Pretty much everyone agrees that pedestrians should be at the top of the urban transport hierarchy. Yet, almost universally, pedestrians’ needs are ignored and marginalised: pavements are poorly maintained, often overgrown and rarely gritted in winter; too narrow in many places; obstructed by lampposts, signposts, junction boxes, now electric vehicle charging points, and frequently by parked vehicles. Light-controlled crossings make pedestrians wait far longer than drivers; zebra crossings are rare; and ‘courtesy’ crossings and ‘shared space’ are token attempts to give pedestrians more freedom.
It’s not economists’ fault: government guidance attaches real value to pedestrians’ time, safety and comfort. It even recognises that reducing walking and waiting times for people using public transport is worth twice as much as reducing someone’s car journey by the same amount of time.

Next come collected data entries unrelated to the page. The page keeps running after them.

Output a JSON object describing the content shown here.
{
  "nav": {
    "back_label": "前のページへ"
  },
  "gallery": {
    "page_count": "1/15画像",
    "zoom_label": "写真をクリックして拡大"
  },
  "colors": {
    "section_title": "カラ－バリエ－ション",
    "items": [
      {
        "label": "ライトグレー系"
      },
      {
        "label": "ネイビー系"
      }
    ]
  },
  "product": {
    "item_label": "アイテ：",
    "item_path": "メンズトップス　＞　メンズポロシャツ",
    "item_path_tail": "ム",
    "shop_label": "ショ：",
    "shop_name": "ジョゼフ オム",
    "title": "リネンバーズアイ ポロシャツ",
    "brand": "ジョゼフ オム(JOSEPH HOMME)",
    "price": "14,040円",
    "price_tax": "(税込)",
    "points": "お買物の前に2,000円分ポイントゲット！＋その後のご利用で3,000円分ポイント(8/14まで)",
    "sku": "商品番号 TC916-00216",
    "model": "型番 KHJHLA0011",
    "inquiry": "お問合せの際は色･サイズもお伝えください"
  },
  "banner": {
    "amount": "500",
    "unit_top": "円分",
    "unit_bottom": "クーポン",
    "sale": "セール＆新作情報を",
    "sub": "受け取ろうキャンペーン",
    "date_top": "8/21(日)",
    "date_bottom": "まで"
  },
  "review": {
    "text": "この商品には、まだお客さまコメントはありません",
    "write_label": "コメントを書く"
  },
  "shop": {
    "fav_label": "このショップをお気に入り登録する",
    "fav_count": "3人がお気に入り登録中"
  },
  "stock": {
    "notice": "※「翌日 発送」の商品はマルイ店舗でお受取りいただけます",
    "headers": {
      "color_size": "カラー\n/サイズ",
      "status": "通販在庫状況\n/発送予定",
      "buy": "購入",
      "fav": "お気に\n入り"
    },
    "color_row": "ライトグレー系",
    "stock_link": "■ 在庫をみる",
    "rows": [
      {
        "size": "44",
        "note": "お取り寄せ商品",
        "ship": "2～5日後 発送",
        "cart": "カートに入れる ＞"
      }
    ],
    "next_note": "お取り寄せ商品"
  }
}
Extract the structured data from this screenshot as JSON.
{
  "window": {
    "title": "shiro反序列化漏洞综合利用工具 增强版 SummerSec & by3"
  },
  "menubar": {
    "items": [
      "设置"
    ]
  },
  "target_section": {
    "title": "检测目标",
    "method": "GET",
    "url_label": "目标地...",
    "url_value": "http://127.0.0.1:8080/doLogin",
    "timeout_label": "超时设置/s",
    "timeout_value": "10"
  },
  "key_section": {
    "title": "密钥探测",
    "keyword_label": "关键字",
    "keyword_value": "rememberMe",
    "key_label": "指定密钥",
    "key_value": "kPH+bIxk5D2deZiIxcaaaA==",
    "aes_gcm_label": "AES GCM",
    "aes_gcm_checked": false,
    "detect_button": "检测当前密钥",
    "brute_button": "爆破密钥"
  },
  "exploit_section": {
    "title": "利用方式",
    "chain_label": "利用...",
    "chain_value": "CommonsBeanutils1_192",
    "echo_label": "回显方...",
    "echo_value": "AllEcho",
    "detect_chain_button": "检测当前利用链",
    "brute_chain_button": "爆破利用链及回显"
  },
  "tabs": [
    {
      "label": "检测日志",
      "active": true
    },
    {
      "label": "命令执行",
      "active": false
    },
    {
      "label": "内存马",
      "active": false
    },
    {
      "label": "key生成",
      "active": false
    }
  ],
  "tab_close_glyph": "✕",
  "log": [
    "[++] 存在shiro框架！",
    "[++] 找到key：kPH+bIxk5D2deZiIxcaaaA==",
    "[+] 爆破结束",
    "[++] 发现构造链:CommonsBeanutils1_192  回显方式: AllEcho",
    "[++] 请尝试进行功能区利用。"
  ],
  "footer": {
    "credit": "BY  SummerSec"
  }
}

The problem is partly that transport bodies routinely count motor vehicles, but rarely pedestrians. It means they know how many people will benefit from a scheme to save five minutes on the road, but not how many pedestrians it will delay or inconvenience. People who walk only feature as delays at road crossings to those in motor vehicles.
The other problem is that transport planning has mostly been about making road trips faster for more and more vehicles. How do you measure the benefit of a new footbridge over a river? Count how many people currently swim across and calculate their journey time saving? The actual benefits derive from people switching from driving, or moving house or job to make use of the new bridge. These behaviour changes are fiendishly difficult to forecast.
Climate and public health emergencies require a complete inversion of how we plan transport infrastructure: perpetuating car-dependent lifestyles is untenable. We must instead design and build a future in which everyone can lead sustainable, healthy and fulfilled lives. Access everywhere on foot and public transport is central to that vision.
Technology now exists to count pedestrians. Transport bodies need to use it routinely to ensure pedestrians are included in economic analyses. They must also make a strategic ethical decision to shift investment from roads to footways.